Carlo Maria Viganò, the former apostolic nuncio to the United States who, at the end of August was the protagonist of a sensational political-media operation against Pope Francis, culminating in the publication of a pamphlet asking for the resignation of the Pontiff, has lost the civil lawsuit that saw him opposed to his brother priest for the management of a conspicuous family inheritance. A judgment of the fourth section of the Civil Court of Milan last October sentenced him in fact to compensate Don Lorenzo Viganò for one million and 800 thousand euros, along with interest and court costs.

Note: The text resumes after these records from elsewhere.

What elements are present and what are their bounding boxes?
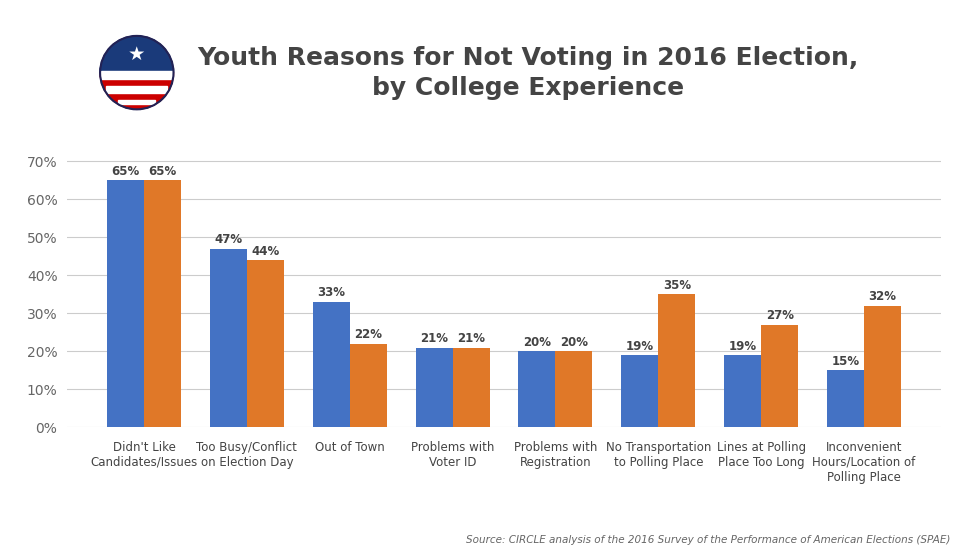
Wedge shape: [100, 36, 174, 73]
Bar: [247, 260, 284, 427]
Text: 65%: 65%: [149, 165, 177, 178]
Bar: [827, 370, 864, 427]
Text: 44%: 44%: [252, 244, 279, 258]
Text: 20%: 20%: [523, 336, 551, 349]
Bar: [210, 249, 247, 427]
Text: 15%: 15%: [831, 355, 859, 368]
Bar: [556, 351, 592, 427]
Text: 33%: 33%: [317, 287, 346, 299]
Text: 19%: 19%: [626, 340, 654, 352]
Bar: [518, 351, 556, 427]
Text: 35%: 35%: [662, 279, 691, 292]
Text: ★: ★: [128, 45, 146, 64]
Bar: [452, 347, 490, 427]
Text: 32%: 32%: [869, 290, 897, 303]
Text: 27%: 27%: [766, 309, 794, 322]
Text: Youth Reasons for Not Voting in 2016 Election,: Youth Reasons for Not Voting in 2016 Ele…: [198, 45, 858, 70]
Bar: [621, 355, 659, 427]
Text: 65%: 65%: [111, 165, 139, 178]
Bar: [761, 325, 798, 427]
Bar: [107, 85, 167, 93]
Text: 22%: 22%: [354, 328, 382, 341]
Text: 47%: 47%: [214, 233, 242, 246]
Bar: [144, 180, 181, 427]
Bar: [349, 344, 387, 427]
Bar: [659, 294, 695, 427]
Wedge shape: [100, 73, 174, 110]
Bar: [118, 100, 156, 105]
Text: 21%: 21%: [457, 332, 485, 345]
Text: 21%: 21%: [420, 332, 448, 345]
Text: 20%: 20%: [560, 336, 588, 349]
Text: by College Experience: by College Experience: [372, 76, 684, 100]
Text: 19%: 19%: [729, 340, 756, 352]
Text: Source: CIRCLE analysis of the 2016 Survey of the Performance of American Electi: Source: CIRCLE analysis of the 2016 Surv…: [466, 535, 950, 545]
Bar: [101, 71, 173, 79]
Bar: [416, 347, 452, 427]
Bar: [313, 302, 349, 427]
Bar: [107, 180, 144, 427]
Bar: [724, 355, 761, 427]
Bar: [864, 306, 901, 427]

Archbishop Carlo Maria and his brother Don Lorenzo, a scholar of Mesopotamian civilization, jointly held their substantial family assets, which in 2010 included real estate for an estimated value of about 20 million euros plus a significant cash sum of more than six million euros. The inheritance had always been managed by archbishop Viganò, for a long time Delegate for the papal representations, then secretary of the Vatican Governorate and finally apostolic nuncio to Washington after breaking off relations with the Secretary of State Tarcisio Bertone and with Pope Benedict XVI himself.

The former nuncio, according to the sentence, had continued to receive the real estate revenues and the cash availability, obtaining a total of “transactions for a net amount of 3,649,866.25 euros”. Half of this amount will now have to be paid to his brother Don Lorenzo. The priest was sued by the archbishop on the eve of Vatileaks, when Viganò tried to remain in the Vatican by writing to Benedict XVI that he could not take up the post of apostolic nuncio to the United States because of the illness of his brother whom he had to take care of.

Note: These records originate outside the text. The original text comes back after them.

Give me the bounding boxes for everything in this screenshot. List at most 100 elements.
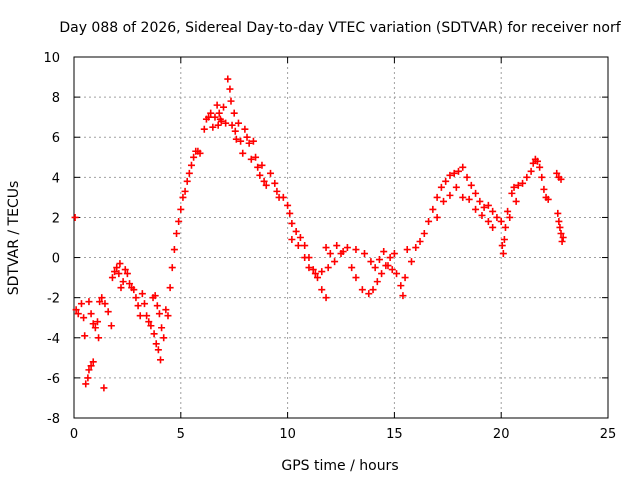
data-point [378, 270, 386, 278]
data-point [190, 153, 198, 161]
data-point [258, 161, 266, 169]
data-point [301, 242, 309, 250]
data-point [98, 294, 106, 302]
data-point [183, 177, 191, 185]
data-point [296, 234, 304, 241]
data-point [89, 358, 97, 366]
data-point [95, 334, 103, 342]
data-point [322, 244, 330, 252]
data-point [498, 242, 506, 250]
data-point [87, 362, 95, 370]
data-point [147, 322, 155, 330]
data-point [164, 312, 172, 320]
data-point [215, 109, 223, 117]
data-point [123, 270, 131, 278]
data-point [175, 217, 183, 225]
data-point [226, 85, 234, 93]
data-point [322, 294, 330, 302]
data-point [160, 334, 168, 342]
data-point [107, 322, 115, 330]
data-point [425, 217, 433, 225]
chart-title: Day 088 of 2026, Sidereal Day-to-day VTE… [59, 20, 621, 36]
data-point [115, 270, 123, 278]
data-point [536, 163, 544, 171]
data-point [260, 177, 268, 185]
data-point [352, 246, 360, 254]
data-point [155, 310, 163, 318]
data-point [557, 229, 565, 237]
data-point [93, 318, 101, 326]
x-tick-label: 5 [177, 427, 185, 442]
data-point [222, 119, 230, 127]
y-tick-label: -8 [47, 412, 60, 427]
data-point [508, 189, 516, 197]
data-point [538, 173, 546, 181]
data-point [446, 191, 454, 199]
data-point [239, 149, 247, 157]
data-point [331, 258, 339, 266]
data-point [450, 169, 458, 177]
data-point [121, 266, 129, 274]
data-point [279, 193, 287, 201]
data-point [100, 384, 108, 392]
data-point [132, 294, 140, 302]
data-point [213, 101, 221, 109]
data-point [403, 246, 411, 254]
data-point [214, 121, 222, 129]
data-point [380, 248, 388, 256]
data-point [119, 278, 127, 286]
data-point [207, 109, 215, 117]
data-point [384, 262, 392, 270]
data-point [493, 213, 501, 221]
x-tick-label: 25 [600, 427, 617, 442]
data-point [84, 374, 92, 382]
data-point [459, 193, 467, 201]
plot-frame [73, 56, 609, 419]
data-point [256, 171, 264, 179]
data-point [288, 236, 296, 244]
data-point [478, 211, 486, 219]
data-point [311, 270, 319, 278]
data-point [440, 197, 448, 205]
data-point [145, 318, 153, 326]
data-point [407, 258, 415, 266]
data-point [343, 244, 351, 252]
data-point [523, 173, 531, 181]
y-tick-label: -2 [47, 292, 60, 307]
data-point [476, 197, 484, 205]
data-point [544, 195, 552, 203]
data-point [369, 286, 377, 294]
data-point [446, 171, 454, 179]
data-point [271, 179, 279, 187]
data-point [143, 312, 151, 320]
data-point [390, 250, 398, 258]
data-point [386, 254, 394, 262]
data-point [506, 213, 514, 221]
data-point [459, 163, 467, 171]
data-point [151, 292, 159, 300]
data-point [512, 197, 520, 205]
data-point [510, 183, 518, 191]
data-point [472, 205, 480, 213]
data-point [158, 324, 166, 332]
data-point [352, 274, 360, 282]
data-point [196, 149, 204, 157]
data-point [429, 205, 437, 213]
data-point [89, 320, 97, 328]
data-point [80, 314, 88, 322]
x-tick-label: 10 [279, 427, 296, 442]
data-point [249, 137, 257, 145]
data-point [373, 278, 381, 286]
x-tick-label: 0 [70, 427, 78, 442]
y-tick-label: 6 [52, 131, 60, 146]
data-point [540, 185, 548, 193]
data-point [154, 346, 162, 354]
data-point [555, 217, 563, 225]
y-tick-label: 0 [52, 252, 60, 267]
data-point [262, 181, 270, 189]
data-point [153, 302, 161, 310]
data-point [371, 264, 379, 272]
data-point [534, 157, 542, 165]
data-point [326, 250, 334, 258]
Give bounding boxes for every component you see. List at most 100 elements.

It’s true that Don Lorenzo Viganò, resident in Chicago, had been struck by a stroke that forced him to use a wheelchair, yet it’s not true that his brother Vigano’s mission to the US would have prevented him from taking care of him. In fact, it would have brought them closer. It had emerged at that time that the relationship between the two brothers was compromised precisely because of issues related to the management of the inheritance. Don Lorenzo had already sued Carlo Maria in 2010. In recent weeks the civil court reached its first sentence on the case.

As you will remember, on 26 August last Carlo Maria Viganò published, thanks to the anti-papal political-media circuit based in the United States and Italy, a testimony with accusations (and significant omissis) against Francis over the case of Cardinal Theodore McCarrick, archbishop emeritus of Washington and molester of seminarians. The prelate, repeatedly promoted from the ’eighties to 2000, was heavily sanctioned by Pope Bergoglio - who took away his purple hat with a measure that had not happened in the Catholic Church for 91 years - when - for the first time - a credible accusation of historical child abuse emerged against the almost ninety-year-old former cardinal.

Viganò, supported by several American bishops, has carved out a leading role in recent weeks, arriving two days ago to sign a message to all the participants in the meeting of the United States Episcopal Conference to ask them to resist the Pope.